Solberg s’est lui aussi montré conciliant. Les sensations qu’il a éprouvées au volant lui ont fortement rappelé sa course vers son impressionnante première victoire en WRC sur ce même circuit l’année dernière. Le vainqueur du Rallye de Monte-Carlo admet toutefois avoir parfois fait preuve d’un excès de prudence pour éviter les crevaisons.

« La matinée s’est nettement mieux déroulée qu’hier, je retrouve mes sensations », a déclaré Solberg. « Ce qui me manque encore, c’est la volonté absolue de prendre des risques. Et c’est justement ce qu’il faut pour battre Sami – il fait un travail phénoménal là-bas ! Cet après-midi, notre choix de pneus était peut-être un peu trop optimiste, ce qui a rendu difficile de rouler en permanence à la limite absolue. »

Un duel passionnant entre coéquipiers chez Hyundai pour la troisième place

La lutte pour la dernière place sur le podium a été particulièrement intense : les coéquipiers de Hyundai, Adrien Fourmaux et Thierry Neuville, se sont livrés à un duel passionnant. L’avance de 7,5 secondes dont disposait Fourmaux ce matin s’est réduite à un maigre écart de 1,9 seconde avant la dernière spéciale de la journée.

C’est surtout lors de la 15e spéciale qu’un Neuville en grande forme a lancé l’attaque : il a ravagé 4,2 secondes sur Fourmaux, s’assurant ainsi, ainsi qu’à Hyundai, la première victoire de spéciale tant attendue de ce rallye. Lors de la spéciale spectaculaire de clôture, aucun des deux n’a cédé un millimètre : ils ont franchi la ligne d’arrivée ex aequo. Fourmaux conserve ainsi de justesse la troisième place au classement général avant la journée de dimanche.

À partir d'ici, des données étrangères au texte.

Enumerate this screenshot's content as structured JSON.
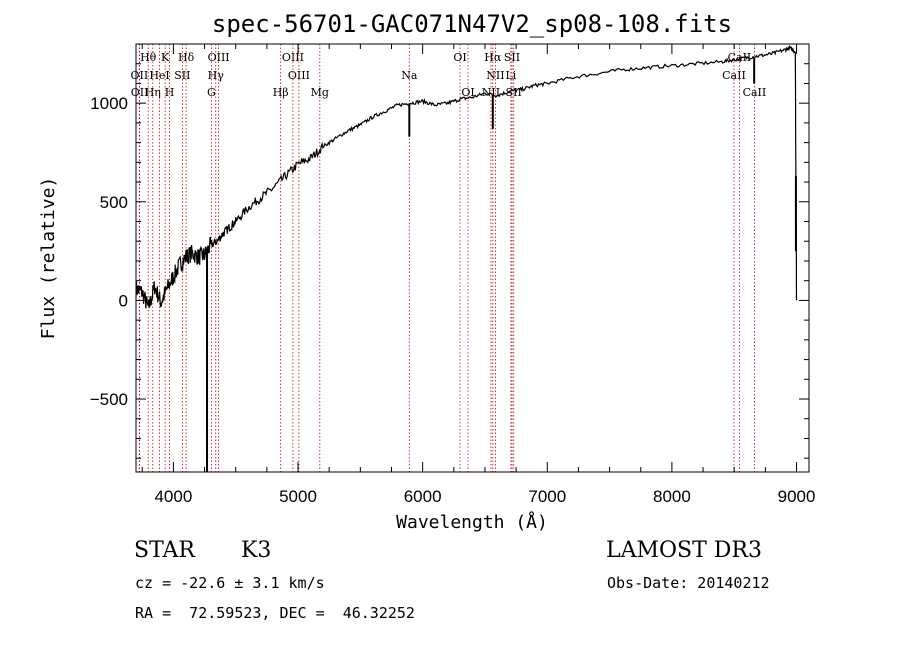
{
  "chart_data": {
    "type": "line",
    "title": "spec-56701-GAC071N47V2_sp08-108.fits",
    "xlabel": "Wavelength (Å)",
    "ylabel": "Flux (relative)",
    "xlim": [
      3700,
      9100
    ],
    "ylim": [
      -870,
      1300
    ],
    "xticks": [
      4000,
      5000,
      6000,
      7000,
      8000,
      9000
    ],
    "yticks": [
      -500,
      0,
      500,
      1000
    ],
    "series": [
      {
        "name": "flux",
        "x": [
          3700,
          3750,
          3800,
          3850,
          3900,
          3950,
          4000,
          4050,
          4100,
          4150,
          4200,
          4250,
          4300,
          4350,
          4400,
          4450,
          4500,
          4600,
          4700,
          4800,
          4900,
          5000,
          5100,
          5200,
          5300,
          5400,
          5500,
          5600,
          5700,
          5800,
          5900,
          6000,
          6100,
          6200,
          6300,
          6400,
          6500,
          6600,
          6700,
          6800,
          6900,
          7000,
          7200,
          7400,
          7600,
          7800,
          8000,
          8200,
          8400,
          8500,
          8600,
          8700,
          8800,
          8900,
          8950,
          8990,
          9000
        ],
        "y": [
          60,
          40,
          -40,
          70,
          -10,
          60,
          120,
          180,
          220,
          240,
          220,
          230,
          280,
          300,
          340,
          370,
          400,
          470,
          520,
          570,
          630,
          690,
          720,
          780,
          820,
          860,
          890,
          930,
          960,
          990,
          1000,
          1010,
          990,
          1000,
          1020,
          1030,
          1050,
          1040,
          1060,
          1070,
          1090,
          1100,
          1130,
          1150,
          1170,
          1180,
          1190,
          1200,
          1210,
          1220,
          1230,
          1240,
          1250,
          1270,
          1280,
          1260,
          0
        ]
      }
    ],
    "spikes": [
      {
        "x": 4270,
        "y": -870
      },
      {
        "x": 5893,
        "y": 830
      },
      {
        "x": 6563,
        "y": 870
      },
      {
        "x": 8660,
        "y": 1100
      },
      {
        "x": 8995,
        "y": 250
      }
    ],
    "spectral_lines": [
      {
        "label": "Hθ",
        "x": 3798,
        "row": 1
      },
      {
        "label": "K",
        "x": 3934,
        "row": 1
      },
      {
        "label": "Hδ",
        "x": 4102,
        "row": 1
      },
      {
        "label": "OIII",
        "x": 4363,
        "row": 1
      },
      {
        "label": "OIII",
        "x": 4959,
        "row": 1
      },
      {
        "label": "OI",
        "x": 6300,
        "row": 1
      },
      {
        "label": "Hα",
        "x": 6563,
        "row": 1
      },
      {
        "label": "SII",
        "x": 6717,
        "row": 1
      },
      {
        "label": "CaII",
        "x": 8542,
        "row": 1
      },
      {
        "label": "OII",
        "x": 3727,
        "row": 2
      },
      {
        "label": "HeI",
        "x": 3889,
        "row": 2
      },
      {
        "label": "SII",
        "x": 4072,
        "row": 2
      },
      {
        "label": "Hγ",
        "x": 4340,
        "row": 2
      },
      {
        "label": "OIII",
        "x": 5007,
        "row": 2
      },
      {
        "label": "Na",
        "x": 5893,
        "row": 2
      },
      {
        "label": "NII",
        "x": 6584,
        "row": 2
      },
      {
        "label": "Li",
        "x": 6708,
        "row": 2
      },
      {
        "label": "CaII",
        "x": 8498,
        "row": 2
      },
      {
        "label": "OII",
        "x": 3729,
        "row": 3
      },
      {
        "label": "Hη",
        "x": 3835,
        "row": 3
      },
      {
        "label": "H",
        "x": 3969,
        "row": 3
      },
      {
        "label": "G",
        "x": 4305,
        "row": 3
      },
      {
        "label": "Hβ",
        "x": 4861,
        "row": 3
      },
      {
        "label": "Mg",
        "x": 5175,
        "row": 3
      },
      {
        "label": "OI",
        "x": 6364,
        "row": 3
      },
      {
        "label": "NII",
        "x": 6548,
        "row": 3
      },
      {
        "label": "SII",
        "x": 6731,
        "row": 3
      },
      {
        "label": "CaII",
        "x": 8662,
        "row": 3
      }
    ]
  },
  "info": {
    "object_type": "STAR",
    "subclass": "K3",
    "survey": "LAMOST DR3",
    "cz": "cz = -22.6 ± 3.1 km/s",
    "obs_date": "Obs-Date: 20140212",
    "coords": "RA =  72.59523, DEC =  46.32252"
  }
}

« Une bonne journée, même si l’usure des pneus a été énorme cet après-midi », résume Fourmaux. « J’ai tout donné, ces spéciales ont été un vrai régal. Demain, je veux simplement attaquer à nouveau sur les deux dernières grandes spéciales. »

Neuville se montre combatif : « Je suis satisfait de l’après-midi et de notre gestion des pneus. Adrien était sacrément rapide. Amusons-nous ensemble demain et voyons qui sera en tête à la fin. »

Ogier dans le no man’s land, Evans passe à l’offensive

Alors que la piste offrait de plus en plus d’adhérence à chaque passage, le champion du monde en titre Sébastien Ogier n’a pas trouvé samedi le rythme nécessaire pour s’immiscer dans le duel entre les deux pilotes Hyundai. Le Français a terminé la journée à une cinquième place isolée (+1 min 32,8 s).

« Ça a été une journée un peu longue, mais sans histoire », résume Ogier avec pragmatisme. « Ça aurait de toute façon été extrêmement difficile de regagner des places aujourd’hui. Nous avons défendu notre position, c’était l’objectif. Demain, il faudra absolument passer à la vitesse supérieure. »

Malgré l’énorme handicap d’avoir dû « balayer la route » vendredi pour dégager la terre, le leader du championnat Elfyn Evans a entamé samedi une précieuse remontée. Parti de la neuvième place, le Gallois s’est hissé à la sixième place – un bond qui pourrait encore valoir son pesant d’or dans la course au titre.

Evans a également profité de la malchance de ses concurrents : Josh McErlean (M-Sport Ford) a dû abandonner prématurément le rallye en raison d’une panne au niveau du collecteur d’échappement. Son coéquipier Martins Sesks a subi une crevaison à l’avant droit lors de la neuvième spéciale, mais a tout de même réussi à conserver la septième place à la fin de la journée.

Sesks devance ainsi largement un Esapekka Lappi (Hyundai) visiblement frustré, qui n’a à aucun moment pu suivre le rythme de ses coéquipiers Neuville et Fourmaux. Le pilote M-Sport Jon Armstrong et le héros local estonien Robert Virves complètent le top 10.

En tête du classement WRC2, Virves aborde la dernière journée avec une avance de 10,1 secondes sur le Finlandais Roope Korhonen. Pour le pilote Toyota Takamoto Katsuta, la journée de samedi s’est toutefois transformée en une simple séance d’essais. Après avoir vu sa journée de vendredi prendre fin prématurément à la suite d’une double crevaison, il a certes pris le départ à nouveau, mais a énormément souffert de son position de départ précoce.